For a long time, I thought that something was wrong with me. If people didn’t want me in their gangs, surely that meant I was awful to be around? I must be boring, or awkward, or just unpleasant. I even wondered if the reason I had lots of individual friendships but no gang was because they all took turns spending time with me because they felt sorry for me.

And I worried about what it meant for me, too. I’ve always had mental health issues, and it’s repeatedly been proven that strong friendships are vital for a happy brain. A 2013 study by Dr Robin Dunbar, currently the head of the Social and Evolutionary Neuroscience Research Group at the University of Oxford, showed that ‘people with larger and/or more integrated networks suffer less illness, recover quicker from surgery, are less likely to die’. My longing for a large group of friends became more serious than wanting a ready-made bowling team and started to become a concern for my wellbeing. As well as making me feel glum, was my squadlessness going to harm me physically, too?

Eventually, though, I realised something: I didn’t actually like hanging out in big groups. Get me in a one-on-one situation with someone I love and I’m chatty, comfortable and cracking jokes. Put me in a group and I’m quiet and reserved – only speaking if given the opportunity and feeling hideously awkward the entire time. Big brunches are great when a scriptwriter is making sure you all get to speak and your jokes always land – but less so when you’ve got five women talking over each other and being incredibly British and awkward about it.
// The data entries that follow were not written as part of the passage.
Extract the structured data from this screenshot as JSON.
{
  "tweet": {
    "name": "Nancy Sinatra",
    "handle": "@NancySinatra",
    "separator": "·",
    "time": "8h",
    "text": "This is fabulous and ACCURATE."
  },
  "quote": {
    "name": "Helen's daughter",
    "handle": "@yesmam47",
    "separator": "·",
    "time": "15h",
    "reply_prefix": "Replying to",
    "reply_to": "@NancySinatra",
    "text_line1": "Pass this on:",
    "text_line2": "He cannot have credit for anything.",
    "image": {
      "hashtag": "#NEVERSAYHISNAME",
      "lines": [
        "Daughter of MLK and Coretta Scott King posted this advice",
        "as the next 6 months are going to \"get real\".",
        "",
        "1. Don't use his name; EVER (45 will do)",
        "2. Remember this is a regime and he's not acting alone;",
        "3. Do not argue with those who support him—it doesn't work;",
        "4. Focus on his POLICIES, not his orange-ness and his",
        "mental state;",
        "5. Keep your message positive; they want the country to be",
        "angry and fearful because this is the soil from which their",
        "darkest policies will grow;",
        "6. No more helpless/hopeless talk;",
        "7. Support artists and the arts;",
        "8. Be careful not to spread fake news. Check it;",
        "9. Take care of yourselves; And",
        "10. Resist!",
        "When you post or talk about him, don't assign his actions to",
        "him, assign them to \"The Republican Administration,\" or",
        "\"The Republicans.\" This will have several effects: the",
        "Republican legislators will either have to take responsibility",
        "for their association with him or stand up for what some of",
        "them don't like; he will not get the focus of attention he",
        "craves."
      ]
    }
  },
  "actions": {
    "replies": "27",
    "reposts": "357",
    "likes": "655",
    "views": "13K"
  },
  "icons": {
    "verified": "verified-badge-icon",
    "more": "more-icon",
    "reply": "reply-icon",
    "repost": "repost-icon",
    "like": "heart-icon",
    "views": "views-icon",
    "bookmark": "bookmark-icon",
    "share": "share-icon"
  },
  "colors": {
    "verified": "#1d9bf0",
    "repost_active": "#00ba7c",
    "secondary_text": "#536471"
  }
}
I don’t think I’m alone. When I stopped fretting about not having a squad and started focusing on my actual, brilliant friends, I realised that having lots of individual friendships is more common than it seems – especially among the people who are important to me. We can’t all be the Spice Girls, and there’s nothing wrong with being a Thelma and Louise. Although I still feel wistful for that girl gang I thought I’d have, I’ve come to accept that it’s probably never going to happen – and that’s OK. It’s more important to have friendships that fulfil you, and for me that’s about the one-on-one rather than the one big group. And hey, with fewer people, there’s more wine and salmon pinwheels for me.